Ivermectin and albendazole are pregnancy category C drugs; however, the benefits of treatment likely outweigh the risk in cases of hyperinfection and dissemination. A recent systematic review and meta-analysis of use of antihelminthics in pregnancy noted no signal toward adverse maternal outcomes or safety events following gestational ivermectin use [74].

6.2 Treatment Approach

The following list of interventions should be considered for all patients diagnosed with strongyloidiasis:

  1. 1.

    Consult an expert in migrant health or tropical infectious diseases.

  2. 2.

    Administer pharmacologic treatment based on the patient’s clinical manifestations

    1. a.

      Simple intestinal or asymptomatic strongyloidiasis: ivermectin 200 mcg/kg orally in two doses separated by 14 days

      • If the patients is undergoing imminent immunosuppression with a history of exposure to endemic regions, consider empiric treatment with ivermectin prior to the return of serology.

    2. b.

      Mild hyperinfection: empiric ivermectin 200 mcg/kg orally on day 1 and day 14 PLUS albendazole 400 mg orally BID daily for 7 days; or ivermectin 200 mcg/kg orally daily for 7 days

    3. c.

      Dissemination: empiric ivermectin 200 mcg/kg orally or subcutaneously daily plus albendazole 400 mg orally BID daily until cessation of larval shedding (i.e., repeat sputum and stool ova and parasite testing are negative) and clinical improvement

      • Also start broad-spectrum antibiotics to cover polymicrobial sepsis.

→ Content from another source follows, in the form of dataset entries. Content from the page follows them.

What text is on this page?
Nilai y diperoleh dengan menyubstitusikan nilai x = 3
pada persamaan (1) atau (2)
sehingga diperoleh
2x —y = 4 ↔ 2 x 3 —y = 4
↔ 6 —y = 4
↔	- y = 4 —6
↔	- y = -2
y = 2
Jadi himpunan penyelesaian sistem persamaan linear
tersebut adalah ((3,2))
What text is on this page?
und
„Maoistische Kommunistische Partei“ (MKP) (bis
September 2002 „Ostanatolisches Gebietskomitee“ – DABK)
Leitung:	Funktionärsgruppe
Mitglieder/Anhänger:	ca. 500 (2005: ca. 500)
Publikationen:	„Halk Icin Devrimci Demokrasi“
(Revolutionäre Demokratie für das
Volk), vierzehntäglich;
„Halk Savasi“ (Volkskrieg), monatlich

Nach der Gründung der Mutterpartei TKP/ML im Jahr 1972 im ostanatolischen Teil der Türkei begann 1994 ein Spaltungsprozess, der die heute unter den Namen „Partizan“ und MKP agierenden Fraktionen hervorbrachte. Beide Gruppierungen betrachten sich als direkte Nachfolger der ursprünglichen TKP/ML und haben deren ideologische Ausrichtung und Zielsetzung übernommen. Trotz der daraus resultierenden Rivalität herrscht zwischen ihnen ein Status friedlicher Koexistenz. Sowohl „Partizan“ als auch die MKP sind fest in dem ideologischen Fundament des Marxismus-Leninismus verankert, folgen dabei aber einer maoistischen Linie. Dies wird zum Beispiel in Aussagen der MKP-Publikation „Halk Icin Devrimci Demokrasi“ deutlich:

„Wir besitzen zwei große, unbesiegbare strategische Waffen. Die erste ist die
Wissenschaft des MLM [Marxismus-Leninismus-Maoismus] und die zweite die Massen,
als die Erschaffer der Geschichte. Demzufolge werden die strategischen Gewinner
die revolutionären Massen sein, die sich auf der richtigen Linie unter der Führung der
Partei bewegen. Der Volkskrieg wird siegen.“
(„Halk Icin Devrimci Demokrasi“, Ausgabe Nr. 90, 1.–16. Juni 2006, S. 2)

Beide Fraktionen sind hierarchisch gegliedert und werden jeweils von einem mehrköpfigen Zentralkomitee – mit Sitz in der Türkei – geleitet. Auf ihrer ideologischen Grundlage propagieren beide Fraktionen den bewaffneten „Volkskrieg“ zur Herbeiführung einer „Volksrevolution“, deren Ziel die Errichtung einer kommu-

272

      • If possible, lower the degree of immunosuppression in the patient.

  3. 3.

    Consider testing for HTLV-1 in those at risk

    1. a.

      If HTLV-1 positive, consider two daily doses of ivermectin every 2–6 weeks to keep larvae suppressed.

  4. 4.

    Arrange for follow-up for repeat serology in 9–12 months after treatment. A greater than 60% reduction in the antibody titer or serologic optical density indicates successful treatment [75, 76].

7 Prevention

In North America, most cases of strongyloidiasis will be encountered in healthcare settings, and prevention measures need to be taken for infection control as nosocomial transmission has been previously described [14, 77,78,79,80]. Contact precautions should be instituted for patients with suspected or confirmed strongyloidiasis and the laboratory workers processing their microbiology samples. Agar plates of specimens from patients with disseminated strongyloidiasis should be handled with gloves and sealed with Parafilm® tape [10].

Worldwide, experts agree that strongyloidiasis remains a neglected tropical disease that warrants expanded public health efforts and research coordination in order to manage the disease burden [6, 57, 81,82,83].